P.S. Sorry for the lack of reference, I base it off my experience and from a marketing seminar which I couldn’t or don’t know how to refer here. However, the marketing term here are all basic marketing principle anyway.

5 thoughts on “Burn Your Marketing Budget Through Recession!

  1. Nice thought, Worth to read..IMHO.PR is better than advertising nowadays since customer were flooded by too many advertising. i love the “being different” idea.

  2. Nice read but how restaurant business can survive in this condition? If I did not get it wrong, then what you wrote is basic necessity industry will still prosper today. But I see a declining trend of people visiting my restaurant chain.
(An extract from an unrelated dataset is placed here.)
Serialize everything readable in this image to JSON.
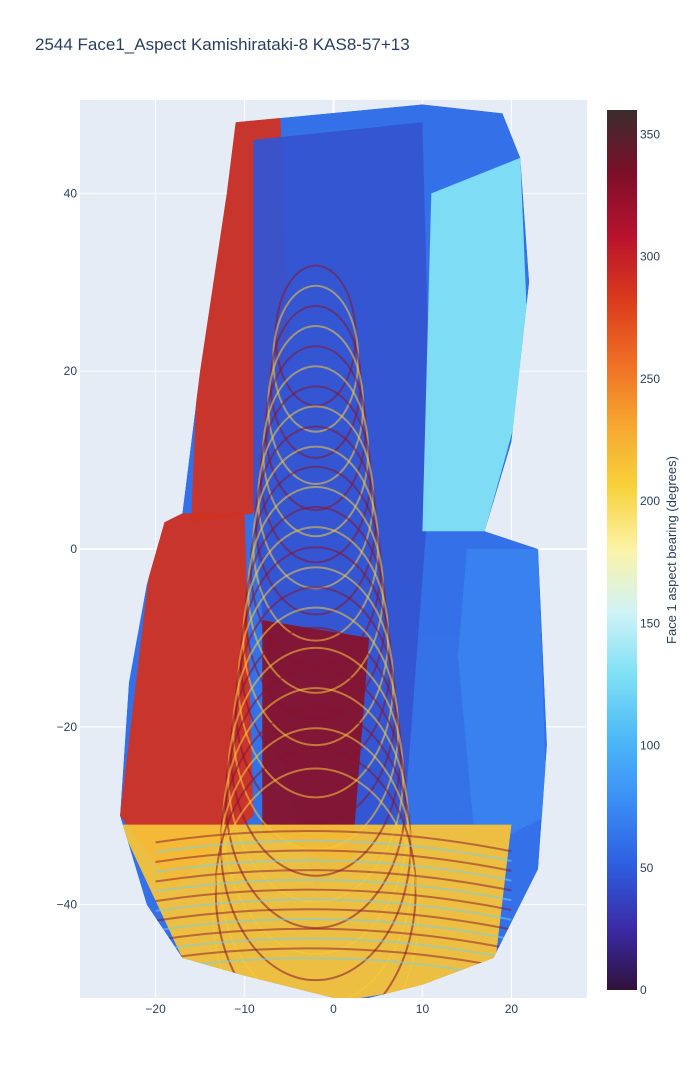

    Food is the basic necessity is it not? So why is my restaurant business going downhill?

    Thanks,
    Al

    • Hi Al,

      I don’t think I literally mean that primary/basic commodity sales would withstand the crisis… If at all, those stuff which are conveniently substitutable with minimal effort are the worst impacted. Why should people pay more on a restaurant when they can cook their own food with cheaper ingredients, and no extra costs for utilities?

      But all is not lost though 🙂 check your email for some delicious tips to increase or at least maintain your restaurant business.

  3. the economic recession made a lot of workers jobless. my best friend and me lost our jobs because of job cuts. i hope that our economy would recover soon.